Existence of a Non-Averaging Regime for the Self-Avoiding Walk on a High-Dimensional Infinite Percolation Cluster

Abstract

Let \(Z_N\) be the number of self-avoiding paths of length \(N\) starting from the origin on the infinite cluster obtained after performing Bernoulli percolation on \({\mathbb Z} ^d\) with parameter \(p>p_c({\mathbb Z} ^d)\). The object of this paper is to study the connective constant of the dilute lattice \(\limsup _{N\rightarrow \infty } Z_N^{1/N}\), which is a non-random quantity.
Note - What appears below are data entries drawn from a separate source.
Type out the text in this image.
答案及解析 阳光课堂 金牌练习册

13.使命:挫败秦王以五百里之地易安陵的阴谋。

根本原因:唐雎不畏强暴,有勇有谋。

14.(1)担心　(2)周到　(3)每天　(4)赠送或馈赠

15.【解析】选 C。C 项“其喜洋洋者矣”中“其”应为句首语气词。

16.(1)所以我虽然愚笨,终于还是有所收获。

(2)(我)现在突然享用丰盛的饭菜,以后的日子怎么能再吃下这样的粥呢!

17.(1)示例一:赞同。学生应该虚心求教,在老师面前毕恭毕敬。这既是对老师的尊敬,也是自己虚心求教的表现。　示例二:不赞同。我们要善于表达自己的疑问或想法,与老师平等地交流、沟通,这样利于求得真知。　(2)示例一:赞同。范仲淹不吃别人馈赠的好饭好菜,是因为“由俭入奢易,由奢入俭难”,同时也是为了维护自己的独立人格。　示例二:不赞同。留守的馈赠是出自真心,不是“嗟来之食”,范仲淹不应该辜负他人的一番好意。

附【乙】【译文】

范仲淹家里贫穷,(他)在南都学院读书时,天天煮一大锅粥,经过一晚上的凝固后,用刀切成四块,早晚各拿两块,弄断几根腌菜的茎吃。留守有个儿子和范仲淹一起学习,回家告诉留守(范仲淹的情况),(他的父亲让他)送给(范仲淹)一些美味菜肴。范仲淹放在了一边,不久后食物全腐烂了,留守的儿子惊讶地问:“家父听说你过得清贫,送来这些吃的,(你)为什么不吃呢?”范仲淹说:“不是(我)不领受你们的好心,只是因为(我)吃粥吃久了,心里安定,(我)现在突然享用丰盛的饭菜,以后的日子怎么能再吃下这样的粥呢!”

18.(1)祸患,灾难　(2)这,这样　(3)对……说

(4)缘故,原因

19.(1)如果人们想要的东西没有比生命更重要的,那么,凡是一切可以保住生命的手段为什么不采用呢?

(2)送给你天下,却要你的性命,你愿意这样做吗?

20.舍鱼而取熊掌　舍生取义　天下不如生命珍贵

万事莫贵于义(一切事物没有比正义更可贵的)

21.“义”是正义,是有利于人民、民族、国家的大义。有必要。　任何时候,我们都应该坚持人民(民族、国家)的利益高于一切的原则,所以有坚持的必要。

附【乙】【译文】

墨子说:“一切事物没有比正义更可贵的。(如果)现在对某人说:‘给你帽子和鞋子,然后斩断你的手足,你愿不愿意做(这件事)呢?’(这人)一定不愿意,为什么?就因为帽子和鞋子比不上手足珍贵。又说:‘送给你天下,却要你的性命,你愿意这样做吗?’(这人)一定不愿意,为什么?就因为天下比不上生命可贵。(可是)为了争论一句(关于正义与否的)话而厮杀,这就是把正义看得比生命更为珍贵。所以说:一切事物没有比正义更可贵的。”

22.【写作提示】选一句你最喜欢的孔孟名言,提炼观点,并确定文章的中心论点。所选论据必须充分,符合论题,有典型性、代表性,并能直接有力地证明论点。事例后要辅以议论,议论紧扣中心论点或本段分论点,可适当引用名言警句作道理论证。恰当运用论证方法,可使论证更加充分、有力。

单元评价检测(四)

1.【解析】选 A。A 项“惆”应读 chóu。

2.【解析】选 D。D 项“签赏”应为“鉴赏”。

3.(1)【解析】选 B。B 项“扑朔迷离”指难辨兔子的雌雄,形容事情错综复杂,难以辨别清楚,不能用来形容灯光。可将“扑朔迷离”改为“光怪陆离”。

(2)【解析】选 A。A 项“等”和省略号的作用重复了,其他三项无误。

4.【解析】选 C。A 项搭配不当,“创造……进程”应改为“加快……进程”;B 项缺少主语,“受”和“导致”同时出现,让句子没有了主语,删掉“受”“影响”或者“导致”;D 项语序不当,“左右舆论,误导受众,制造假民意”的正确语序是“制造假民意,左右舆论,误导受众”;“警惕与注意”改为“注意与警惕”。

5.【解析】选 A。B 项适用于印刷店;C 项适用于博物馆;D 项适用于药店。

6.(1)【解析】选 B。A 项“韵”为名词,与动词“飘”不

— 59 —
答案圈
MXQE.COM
We want to investigate if the inequality \(\limsup _{N\rightarrow \infty } (Z_N)^{1/N} \le \lim _{N\rightarrow \infty } {\mathbb E} [Z_N]^{1/N}\) obtained with the Borel–Cantelli Lemma is strict or not. In other words, we want to know if the quenched and annealed versions of the connective constant are equal. On a heuristic level, this indicates whether or not localization of the trajectories occurs. We prove that when \(d\) is sufficiently large there exists \(p^{(2)}_c>p_c\) such that the inequality is strict for \(p\in (p_c,p^{(2)}_c)\).